## abccindy Group Title does the mean value theorem apply to |x-1|? one year ago one year ago

1. mathmate Group Title

The mean value theorem applies to a specified closed interval, and it must be differentiable within the (open) interval. This should help you put restriction on whether the MVT applies to |x-1| or not.

2. abccindy Group Title

the interval is [0,4]

3. oldrin.bataku Group Title

... you haven't given us enough information. It must be continuous over $$[a,b]$$ and differentiable over $$(a,b)$$, i.e. $$0\notin(a,b)$$.

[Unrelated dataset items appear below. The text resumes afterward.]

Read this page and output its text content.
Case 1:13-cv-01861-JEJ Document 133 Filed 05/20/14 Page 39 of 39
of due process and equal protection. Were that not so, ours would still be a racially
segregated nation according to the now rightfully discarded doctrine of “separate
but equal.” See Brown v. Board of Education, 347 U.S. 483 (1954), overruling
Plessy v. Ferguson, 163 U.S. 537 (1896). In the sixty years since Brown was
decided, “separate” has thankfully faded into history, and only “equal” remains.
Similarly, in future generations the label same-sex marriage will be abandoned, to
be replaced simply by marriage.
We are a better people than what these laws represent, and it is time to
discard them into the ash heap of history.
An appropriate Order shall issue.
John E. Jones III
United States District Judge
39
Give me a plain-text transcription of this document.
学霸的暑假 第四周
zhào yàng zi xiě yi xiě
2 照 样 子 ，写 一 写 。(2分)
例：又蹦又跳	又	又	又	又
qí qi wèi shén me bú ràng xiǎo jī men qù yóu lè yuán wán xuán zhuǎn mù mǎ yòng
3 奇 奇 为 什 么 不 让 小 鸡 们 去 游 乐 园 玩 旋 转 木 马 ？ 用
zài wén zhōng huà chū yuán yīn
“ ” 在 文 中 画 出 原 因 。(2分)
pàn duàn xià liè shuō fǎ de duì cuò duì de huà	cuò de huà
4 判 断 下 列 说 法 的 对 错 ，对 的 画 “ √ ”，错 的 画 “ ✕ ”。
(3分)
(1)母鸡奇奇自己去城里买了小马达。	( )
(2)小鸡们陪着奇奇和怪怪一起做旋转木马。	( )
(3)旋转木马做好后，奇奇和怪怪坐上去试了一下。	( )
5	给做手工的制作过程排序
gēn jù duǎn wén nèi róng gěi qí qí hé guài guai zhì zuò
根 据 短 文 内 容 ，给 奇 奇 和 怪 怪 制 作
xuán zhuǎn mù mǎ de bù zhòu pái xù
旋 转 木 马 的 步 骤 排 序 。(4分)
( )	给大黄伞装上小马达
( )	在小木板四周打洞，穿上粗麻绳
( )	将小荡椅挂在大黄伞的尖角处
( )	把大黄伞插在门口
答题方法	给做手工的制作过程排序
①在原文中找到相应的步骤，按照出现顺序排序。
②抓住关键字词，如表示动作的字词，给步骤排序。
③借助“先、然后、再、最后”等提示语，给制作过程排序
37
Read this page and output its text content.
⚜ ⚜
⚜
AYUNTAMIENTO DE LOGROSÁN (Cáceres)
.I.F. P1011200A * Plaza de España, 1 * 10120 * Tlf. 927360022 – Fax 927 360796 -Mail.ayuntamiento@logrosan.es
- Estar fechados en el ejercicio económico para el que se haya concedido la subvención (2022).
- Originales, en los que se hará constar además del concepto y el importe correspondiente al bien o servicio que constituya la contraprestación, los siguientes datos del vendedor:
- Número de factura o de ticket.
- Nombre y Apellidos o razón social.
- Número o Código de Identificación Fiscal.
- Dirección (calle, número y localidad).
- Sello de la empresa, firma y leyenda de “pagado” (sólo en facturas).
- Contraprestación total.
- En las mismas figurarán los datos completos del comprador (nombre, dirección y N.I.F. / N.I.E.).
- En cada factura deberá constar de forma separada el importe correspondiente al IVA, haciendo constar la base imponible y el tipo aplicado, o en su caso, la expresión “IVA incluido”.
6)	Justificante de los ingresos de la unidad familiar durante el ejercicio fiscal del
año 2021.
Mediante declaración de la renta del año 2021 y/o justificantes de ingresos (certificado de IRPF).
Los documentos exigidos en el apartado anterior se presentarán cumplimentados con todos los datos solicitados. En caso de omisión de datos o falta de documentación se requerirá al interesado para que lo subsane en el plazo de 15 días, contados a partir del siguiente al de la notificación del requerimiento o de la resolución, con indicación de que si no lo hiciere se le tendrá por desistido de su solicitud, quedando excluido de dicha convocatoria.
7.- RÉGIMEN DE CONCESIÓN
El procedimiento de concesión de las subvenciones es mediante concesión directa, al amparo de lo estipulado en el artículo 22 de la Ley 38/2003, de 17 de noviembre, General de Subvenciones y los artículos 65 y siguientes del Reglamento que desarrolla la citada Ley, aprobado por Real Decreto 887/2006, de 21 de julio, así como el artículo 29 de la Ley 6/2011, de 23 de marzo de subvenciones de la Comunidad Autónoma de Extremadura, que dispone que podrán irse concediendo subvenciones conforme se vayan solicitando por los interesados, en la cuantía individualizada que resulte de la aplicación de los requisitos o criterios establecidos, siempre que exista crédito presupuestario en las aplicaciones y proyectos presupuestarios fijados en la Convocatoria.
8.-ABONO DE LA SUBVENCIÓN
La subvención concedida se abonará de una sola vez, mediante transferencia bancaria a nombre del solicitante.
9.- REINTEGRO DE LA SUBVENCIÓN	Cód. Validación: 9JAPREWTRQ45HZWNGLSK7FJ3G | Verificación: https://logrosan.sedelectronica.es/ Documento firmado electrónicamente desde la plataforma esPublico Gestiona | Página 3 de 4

4. oldrin.bataku Group Title

Ok, you tell us: is $$|x-1|$$ continuous on $$[a,b]$$ and differentiable on $$(a,b)$$?

5. abccindy Group Title

6. mathmate Group Title

Hint: |dw:1358042258899:dw| and try to answer questions by oldrin.

7. abccindy Group Title

i got to that part but does the vertical asymptote have anything to do with it?

8. mathmate Group Title

The main questions are: is f(x) continuous on (0,4), and is f(x) differentiable on [0,4]

9. abccindy Group Title

yes to both

10. mathmate Group Title

@geerky42 are we able to determine the derivative of f(x)=|x-1| at x=1?

11. mathmate Group Title

@abccindy same question for you then: are we able to determine the derivative of f(x)=|x-1| at x=1?

12. abccindy Group Title

no because it is 0

13. mathmate Group Title

If it is zero, then the answer is yes, because zero is a number.

14. abccindy Group Title

it is 1-1/ |1-1|

15. mathmate Group Title

Is the derivative really zero?

16. abccindy Group Title

$f'(x)=\frac{ x-1 }{ |x-1| }$

17. mathmate Group Title

For the derivative to exist, the left and right limits of f(x) must be equal.

18. mathmate Group Title

...exist and equal.

19. oldrin.bataku Group Title

The derivative is undefined... c'mon people! There are two different limits of for the slope at x=1 depending on whether you approach from the left or right.

20. mathmate Group Title

Would you propose the left limit, i.e. f'(1-), and the right limt f'(1+).

21. abccindy Group Title

Yes that is correct.

22. mathmate Group Title

So if the derivative is undefined at x=1, what can we conclude if the MVT applies to the interval (0,4)?

23. abccindy Group Title

they are all undefined?

24. mathmate Group Title

Yes, the derivative at x=1 is undefined because f'(1-)=-1, f'(1+)=+1, so f'(1-)$$\ne$$f'(1+), by definition of the derivative, it is undefined at x=1. This concept is even more important when you work with multi-variable calculus in the near future.